ESCR-Net Calls for Stronger Provisions to Hold Corporations Accountable

Publish Date: 
Thursday, April 13, 2023

ESCR-Net – International Network for Economic, Social and Cultural Rights, has submitted remarks to the Chair-Rapporteur and UN Open-ended Intergovernmental Working Group on transnational corporations and other business enterprises with respect to human rights, calling for a legally binding instrument to hold corporations accountable for their actions. The submission was coordinated by ESCR-Net’s Corporate Accountability Working Group, which brings together social movements, Indigenous Peoples’ groups, NGOs, and advocates from over 80 countries to fight corporate capture and challenge systemic corporate abuse.

The submission supports the UN process towards a legally binding instrument on transnational corporations and other business enterprises with respect to human rights. It urges all States to negotiate meaningfully and effectively for a legally binding instrument based on the third revised draft, considering textual suggestions presented by States in 2021. The third revised draft demands stronger provisions to hold corporations accountable, as articulated by people and communities affected by violations and abuses related to business activities.

ESCR-Net calls on States to act urgently to advance and adopt the legally binding instrument. The objective is to stop corporate capture, end corporate impunity and establish effective mechanisms to remedy and compensate communities and people particularly affected by transnational corporations. These include those operating in the extractive, financial, food, healthcare, and tech industries. Comprehensive attention must be given to the different and disproportionate impacts experienced by women in all their diversity, gender non-binary persons, rural communities, Indigenous Peoples, and other historically marginalized groups, as well as communities in contexts of conflict and occupation.

ESCR-Net emphasizes the importance of rejecting textual proposals that embolden colonial legacies. It is critical to stop corporate capture and reject capitalist agendas in negotiations that prioritize profit over people. Several States, including the United States of America, have defended corporate participation in treaty negotiations and even echoed their demands to weaken the text of the treaty. ESCR-Net strongly rejects the right of corporations to participate in the treaty process, as they have an irreconcilable conflict of interest when it comes to regulating and remediating their own human rights impacts.

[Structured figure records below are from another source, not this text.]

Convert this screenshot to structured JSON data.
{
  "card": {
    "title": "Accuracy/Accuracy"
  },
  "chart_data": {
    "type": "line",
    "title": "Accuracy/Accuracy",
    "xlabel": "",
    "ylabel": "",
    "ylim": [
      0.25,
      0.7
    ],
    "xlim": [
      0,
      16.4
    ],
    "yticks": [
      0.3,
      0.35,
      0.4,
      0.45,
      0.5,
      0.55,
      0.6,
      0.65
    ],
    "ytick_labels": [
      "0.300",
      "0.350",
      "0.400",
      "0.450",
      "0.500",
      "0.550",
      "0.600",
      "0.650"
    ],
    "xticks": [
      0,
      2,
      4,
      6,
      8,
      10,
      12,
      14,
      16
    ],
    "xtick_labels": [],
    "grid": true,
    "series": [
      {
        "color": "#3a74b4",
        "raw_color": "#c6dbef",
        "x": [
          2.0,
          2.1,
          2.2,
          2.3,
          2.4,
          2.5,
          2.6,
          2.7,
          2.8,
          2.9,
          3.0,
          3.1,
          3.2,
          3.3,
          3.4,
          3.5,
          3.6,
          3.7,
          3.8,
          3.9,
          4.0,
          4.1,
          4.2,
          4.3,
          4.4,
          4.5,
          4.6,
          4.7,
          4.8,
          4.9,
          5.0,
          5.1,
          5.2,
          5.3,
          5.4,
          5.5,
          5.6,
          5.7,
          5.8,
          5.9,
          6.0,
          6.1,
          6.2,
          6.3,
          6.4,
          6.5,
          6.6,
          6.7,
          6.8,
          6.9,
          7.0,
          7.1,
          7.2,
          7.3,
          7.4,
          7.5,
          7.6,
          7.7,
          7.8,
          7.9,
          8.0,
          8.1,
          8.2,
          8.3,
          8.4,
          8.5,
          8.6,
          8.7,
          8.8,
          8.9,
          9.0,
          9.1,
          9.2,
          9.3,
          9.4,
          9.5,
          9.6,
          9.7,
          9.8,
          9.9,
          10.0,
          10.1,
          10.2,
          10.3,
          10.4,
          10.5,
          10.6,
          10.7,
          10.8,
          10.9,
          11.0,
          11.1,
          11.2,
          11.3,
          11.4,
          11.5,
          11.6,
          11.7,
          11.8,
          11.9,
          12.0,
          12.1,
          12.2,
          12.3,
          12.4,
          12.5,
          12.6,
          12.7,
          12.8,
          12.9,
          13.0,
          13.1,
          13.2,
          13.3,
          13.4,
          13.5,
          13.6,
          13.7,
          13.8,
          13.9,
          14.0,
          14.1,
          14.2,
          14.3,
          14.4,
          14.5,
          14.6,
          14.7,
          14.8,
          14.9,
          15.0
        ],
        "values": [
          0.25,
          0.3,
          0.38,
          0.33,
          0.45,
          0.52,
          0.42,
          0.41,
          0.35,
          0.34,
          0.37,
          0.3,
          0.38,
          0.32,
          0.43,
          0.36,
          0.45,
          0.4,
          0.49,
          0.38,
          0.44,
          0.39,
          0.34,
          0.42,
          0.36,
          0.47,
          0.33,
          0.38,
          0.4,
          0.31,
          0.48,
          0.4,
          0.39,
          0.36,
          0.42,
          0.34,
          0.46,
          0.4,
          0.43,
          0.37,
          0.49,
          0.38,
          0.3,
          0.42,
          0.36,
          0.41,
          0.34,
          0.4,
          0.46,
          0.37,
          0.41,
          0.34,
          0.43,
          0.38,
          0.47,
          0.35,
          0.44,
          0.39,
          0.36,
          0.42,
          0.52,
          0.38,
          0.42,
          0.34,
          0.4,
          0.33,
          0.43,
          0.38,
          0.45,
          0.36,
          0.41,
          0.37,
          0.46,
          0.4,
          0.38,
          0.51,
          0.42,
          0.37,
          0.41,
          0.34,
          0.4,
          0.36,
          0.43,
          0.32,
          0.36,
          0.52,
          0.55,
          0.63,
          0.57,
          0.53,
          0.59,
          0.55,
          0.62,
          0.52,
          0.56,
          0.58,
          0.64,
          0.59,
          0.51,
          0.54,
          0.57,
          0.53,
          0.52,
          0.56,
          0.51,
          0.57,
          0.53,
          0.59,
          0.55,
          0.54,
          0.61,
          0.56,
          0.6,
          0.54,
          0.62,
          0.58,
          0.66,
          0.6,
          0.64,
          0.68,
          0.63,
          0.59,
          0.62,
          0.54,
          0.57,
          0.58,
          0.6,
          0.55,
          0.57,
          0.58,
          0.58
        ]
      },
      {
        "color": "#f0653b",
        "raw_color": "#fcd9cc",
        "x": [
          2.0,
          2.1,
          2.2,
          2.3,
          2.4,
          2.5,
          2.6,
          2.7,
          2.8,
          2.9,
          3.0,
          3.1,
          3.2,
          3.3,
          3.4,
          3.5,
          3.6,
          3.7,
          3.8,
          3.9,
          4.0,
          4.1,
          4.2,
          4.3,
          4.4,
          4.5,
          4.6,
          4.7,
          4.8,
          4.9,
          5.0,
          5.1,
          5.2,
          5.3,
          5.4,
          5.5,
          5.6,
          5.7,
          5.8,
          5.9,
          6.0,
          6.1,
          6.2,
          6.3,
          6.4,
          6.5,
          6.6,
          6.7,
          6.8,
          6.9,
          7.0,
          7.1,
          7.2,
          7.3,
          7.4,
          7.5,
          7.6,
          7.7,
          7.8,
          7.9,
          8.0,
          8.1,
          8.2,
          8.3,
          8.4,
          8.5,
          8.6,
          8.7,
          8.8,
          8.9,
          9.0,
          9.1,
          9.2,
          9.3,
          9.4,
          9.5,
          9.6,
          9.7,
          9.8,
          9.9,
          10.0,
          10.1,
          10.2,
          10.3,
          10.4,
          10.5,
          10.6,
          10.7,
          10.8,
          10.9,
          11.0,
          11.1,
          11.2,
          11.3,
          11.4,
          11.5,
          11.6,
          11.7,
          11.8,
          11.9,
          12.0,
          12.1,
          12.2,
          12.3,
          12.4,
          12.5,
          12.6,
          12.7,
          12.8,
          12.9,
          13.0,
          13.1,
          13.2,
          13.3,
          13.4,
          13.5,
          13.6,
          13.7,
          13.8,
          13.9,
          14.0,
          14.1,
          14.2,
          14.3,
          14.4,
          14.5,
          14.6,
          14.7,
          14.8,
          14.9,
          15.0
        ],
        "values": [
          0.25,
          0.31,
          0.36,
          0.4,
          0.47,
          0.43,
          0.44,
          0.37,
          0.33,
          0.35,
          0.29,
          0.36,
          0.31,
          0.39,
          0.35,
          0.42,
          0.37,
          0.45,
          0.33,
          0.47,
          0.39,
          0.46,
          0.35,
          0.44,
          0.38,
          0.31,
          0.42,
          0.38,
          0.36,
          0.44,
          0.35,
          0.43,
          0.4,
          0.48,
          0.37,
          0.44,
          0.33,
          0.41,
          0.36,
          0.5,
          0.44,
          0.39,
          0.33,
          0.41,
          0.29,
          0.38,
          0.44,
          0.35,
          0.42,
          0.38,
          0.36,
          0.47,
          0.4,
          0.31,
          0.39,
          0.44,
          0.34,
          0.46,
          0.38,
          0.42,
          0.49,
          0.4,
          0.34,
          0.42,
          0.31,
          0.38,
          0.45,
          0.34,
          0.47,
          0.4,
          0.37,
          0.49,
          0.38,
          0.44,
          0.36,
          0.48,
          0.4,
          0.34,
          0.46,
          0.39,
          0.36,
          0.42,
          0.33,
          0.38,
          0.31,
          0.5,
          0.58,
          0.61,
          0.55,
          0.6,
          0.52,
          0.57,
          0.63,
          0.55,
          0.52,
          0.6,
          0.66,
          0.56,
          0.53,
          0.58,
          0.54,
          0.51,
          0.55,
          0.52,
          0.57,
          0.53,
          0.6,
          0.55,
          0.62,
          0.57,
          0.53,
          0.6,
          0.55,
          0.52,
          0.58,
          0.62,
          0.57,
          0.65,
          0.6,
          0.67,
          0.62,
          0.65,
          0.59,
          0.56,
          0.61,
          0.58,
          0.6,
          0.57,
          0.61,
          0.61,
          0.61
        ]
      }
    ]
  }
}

The proposal also raises concerns about informal proposals provided by the Chair-Rapporteur on 6 October 2022, which threaten to backtrack the incremental progress made in the creation of a third legally binding instrument. ESCR-Net urges States not to promote or adopt any language that weakens the treaty, blurs legal obligations on parties, and removes specificity for important standards of legal liability and accountability to the benefit of corporate lobbyists and several demands of the Global North that can be associated with their colonial legacies.

Countries in the Global South face particular challenges in securing remedies for harm to their communities and environment by large transnational corporations often headquartered in the Global North. Global South governments are consequently stuck with such damages costs and other long-term consequences. ESCR-Net believes that there is an urgent need for all States to support the third revised draft of the legally binding instrument as a valuable starting point for negotiations and to push back against corporate capture of the process. Existing elements of legal liability in all contexts, extraterritoriality, and a provision on conflicts of interest are essential to stop corporate impunity.

After more than eight years of this process, ESCR-Net poses a critical question: if we do not work to advance a meaningful legally binding instrument now, then when? Now is the time to act. Human rights, our planet, and the environment cannot wait any longer, and we cannot allow corporate capture of our government decision-making processes to continue delaying the realization of our demands.